• Methods to work out the margin

    If you are selling property under the margin scheme that you originally purchased, or held an interest in, before 1 July 2000, you can calculate the GST payable using either:

    • the consideration method, or
    • the valuation method.

    If you are selling property under the margin scheme and you originally purchased or held an interest in it on or after 1 July 2000, you must use the consideration method. You cannot use the valuation method.

    You must choose to apply the margin scheme at or before the time you sell your property. However, in some circumstances we may approve a request for more time.

    Find out about:

    See also:

    • GSTR 2006/7 Goods and services tax: how the margin scheme applies to a supply of real property made on or after 1 December 2005 that was acquired or held before 1 July 2000
    • GSTR 2006/8 Goods and services tax: the margin scheme for supplies of real property acquired on or after 1 July 2000
    • GSTR 2000/21 Goods and services tax: the margin scheme for supplies of real property held prior to 1 July 2000
    • Requests for more time

    The consideration method

    You can use the consideration method to calculate the GST payable under the margin scheme regardless of when you purchased the property you are selling.

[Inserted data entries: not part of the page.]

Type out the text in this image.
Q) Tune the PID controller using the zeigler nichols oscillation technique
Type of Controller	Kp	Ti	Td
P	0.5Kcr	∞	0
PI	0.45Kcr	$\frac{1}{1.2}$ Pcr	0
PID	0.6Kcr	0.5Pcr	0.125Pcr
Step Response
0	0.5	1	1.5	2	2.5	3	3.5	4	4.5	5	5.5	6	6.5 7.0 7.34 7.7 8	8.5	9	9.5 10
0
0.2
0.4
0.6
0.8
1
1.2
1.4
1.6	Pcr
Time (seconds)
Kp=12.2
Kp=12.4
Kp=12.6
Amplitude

    Using the consideration method, the margin is the difference between the property’s selling price and the original purchase price. That is, the sale price less the purchase price equals the ‘margin’.

    The sale price must include any settlement adjustments contained within the sales contract.

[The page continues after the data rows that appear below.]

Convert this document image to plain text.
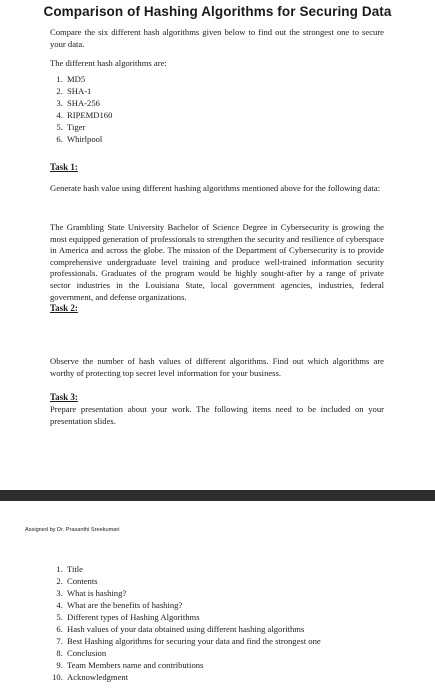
Comparison of Hashing Algorithms for Securing Data
Compare the six different hash algorithms given below to find out the strongest one to secure your data.
The different hash algorithms are:
1. MD5
2. SHA-1
3. SHA-256
4. RIPEMD160
5. Tiger
6. Whirlpool
Task 1:
Generate hash value using different hashing algorithms mentioned above for the following data:
The Grambling State University Bachelor of Science Degree in Cybersecurity is growing the most equipped generation of professionals to strengthen the security and resilience of cyberspace in America and across the globe. The mission of the Department of Cybersecurity is to provide comprehensive undergraduate level training and produce well-trained information security professionals. Graduates of the program would be highly sought-after by a range of private sector industries in the Louisiana State, local government agencies, industries, federal government, and defense organizations.
Task 2:
Observe the number of hash values of different algorithms. Find out which algorithms are worthy of protecting top secret level information for your business.
Task 3:
Prepare presentation about your work. The following items need to be included on your presentation slides.
Assigned by Dr. Prasanthi Sreekumari
1. Title
2. Contents
3. What is hashing?
4. What are the benefits of hashing?
5. Different types of Hashing Algorithms
6. Hash values of your data obtained using different hashing algorithms
7. Best Hashing algorithms for securing your data and find the strongest one
8. Conclusion
9. Team Members name and contributions
10. Acknowledgment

    When working out the margin using the consideration method, do not include any of the following as part of the purchase price:

    • costs for developing the property
    • legal fees
    • any options you purchased
    • stamp duty
    • any other related purchase expenses.

    Example: using the consideration method for property purchased on or after 1 July 2000

    Bob is a GST registered builder. On 1 December 2002, Bob purchased a block of land for $150,000 from a vendor who was not registered for GST.

    Bob paid $550 in conveyancing fees and $7,000 in stamp duty on the purchase of the land.

    Bob later constructed a house on the land and sold the house and land for $315,000. Bob chose to use the margin scheme to work out the GST on the sale.

    The margin for the sale of the house and land package is $165,000, ie the sale price of the property minus the purchase price of the property ($315,000 − $150,000).

    The GST Bob must pay on the margin for the sale is $15,000 ($165,000 × 1/11th).

    Bob has a tax invoice for the conveyancing fees and can claim a GST credit of $50 ($550 × 1/11th) in the tax period to which the purchase applies.

    Bob also holds tax invoices for $110,000 of business purchases he made when building the house. Bob is able to claim $10,000 in GST credits for these purchases.

    Bob is not entitled to any GST credits on the stamp duty as GST is not included in the cost.

    Example: using the consideration method for property purchased before 1 July 2000

    James is registered for GST and reports GST quarterly.

    On 15 June 2000 James purchased vacant land for $110,000 as part of his business. In May 2008, James contracted to sell the land for $220,000 and specified in the contract that he would apply the margin scheme.

    The margin for the sale of the land is $110,000, ie the sale price of the property minus the purchase price ($220,000 − $110,000). The GST James must pay on the margin for the sale is $10,000 ($110,000 × 1/11th).

    Because James chose to apply the margin scheme, the purchaser cannot claim a GST credit.

    End of example

    See also:

    • GSTD 2006/3 Goods and services tax: are settlement adjustments taken into account to determine the consideration for the supply or acquisition of real property?

    The valuation method

    You can generally only use the valuation method to work out the margin if you originally purchased your property before 1 July 2000. Using the valuation method, the margin is the difference between the selling price and the value of the property (usually as at 1 July 2000).

    You can only use the valuation method if you hold an approved valuation.

    Example: using the valuation method

    Bayview Limited is a GST-registered property developer and reports GST on a monthly basis.

    Bayview bought land in 1970 for $30,000. In September 2008 they entered into a sales contract to sell the land for $1.44 million. The contract stated that the margin scheme would be used to work out the GST on the sale. Settlement occurred on 2 December 2008.

    Prior to settlement, in November 2008, Bayview obtained a professional valuation of the land (as at 1 July 2000) of $1 million.

    Using the valuation method, Bayview calculated the margin as $440,000, ie the selling price minus the value of the land provided in the professional valuation ($1,440,000 − $1,000,000).

    Bayview’s tax period ends on 31 December. When lodging their December 2008 activity statement, Bayview reported and paid the $40,000 GST (1/11 of $440,000) on the sale of the land.

    Because Bayview chose to apply the margin scheme, the purchaser cannot claim a GST credit for the GST included in the price they paid for the property.

    End of example

    See also:

    Changing methods

    If you purchased your property before 1 July 2000 you can change how you calculate the margin, using either the consideration or valuation method, up until the due date for your activity statement to be lodged for the relevant tax period.